用于删除C和C++注释的Python代码段

Question

用于删除C和C++注释的Python代码段

Tom*_*omZ 41 c c++ python regex comments

我正在寻找从代码中删除C和C++注释的Python代码.(假设字符串包含整个C源文件.)

我意识到我可以使用正则表达式匹配.match()子串,但这不能解决嵌套问题/*,或者//内部问题/* */.

理想情况下,我更喜欢一个能够正确处理尴尬案例的非天真实现.

Answer 1

Mar*_*rot 81

它处理C++风格的注释,C风格的注释,字符串和简单的嵌套.

def comment_remover(text):
    def replacer(match):
        s = match.group(0)
        if s.startswith('/'):
            return " " # note: a space and not an empty string
        else:
            return s
    pattern = re.compile(
        r'//.*?$|/\*.*?\*/|\'(?:\\.|[^\\\'])*\'|"(?:\\.|[^\\"])*"',
        re.DOTALL | re.MULTILINE
    )
    return re.sub(pattern, replacer, text)

Run Code Online (Sandbox Code Playgroud)

需要包含字符串,因为其中的注释标记不会启动注释.

编辑: re.sub没有带任何标志,所以必须先编译模式.

Edit2:添加了字符文字,因为它们可能包含引号,否则这些引号会被识别为字符串分隔符.

EDIT3:修正了一个法律表达的情况下int/**/x=5;将成为intx=5;这不会编译,用空格而不是一个空字符串替换评论.

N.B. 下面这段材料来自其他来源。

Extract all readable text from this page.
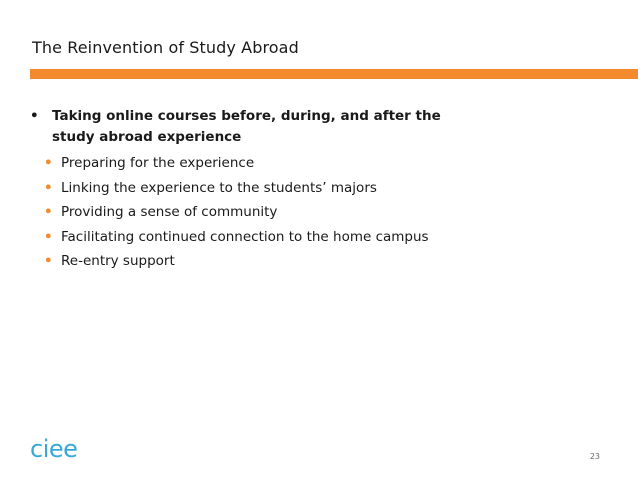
The Reinvention of Study Abroad
• Taking online courses before, during, and after the study abroad experience
• Preparing for the experience
• Linking the experience to the students’ majors
• Providing a sense of community
• Facilitating continued connection to the home campus
• Re-entry support
ciee	23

您还可以通过将第一个返回更改为:return""+"\n"*s.count('\n')来保留相对于输入文件的行编号.我需要在我的情况下执行此操作. (2认同)

Answer 2

Kon*_*lph 25

C(和C++)注释不能嵌套.正则表达式运作良好:

//.*?\n|/\*.*?\*/

Run Code Online (Sandbox Code Playgroud)

这需要"单行"标志(Re.S),因为C注释可以跨越多行.

def stripcomments(text):
    return re.sub('//.*?\n|/\*.*?\*/', '', text, flags=re.S)

Run Code Online (Sandbox Code Playgroud)

这段代码应该有效.

/编辑:请注意,我的上述代码实际上是关于行结尾的假设!此代码不适用于Mac文本文件.但是,这可以相对容易地修改:

//.*?(\r\n?|\n)|/\*.*?\*/

Run Code Online (Sandbox Code Playgroud)

这个正则表达式应该适用于所有文本文件,无论它们的行结尾如何(包括Windows,Unix和Mac行结尾).

/编辑:MizardX和Brian(在评论中)对字符串的处理做了有效的评论.我完全忘记了这一点,因为上面的正则表达式是从一个解析模块中提取出来的,它对字符串有额外的处理.MizardX的解决方案应该可以很好地工作,但它只处理双引号字符串.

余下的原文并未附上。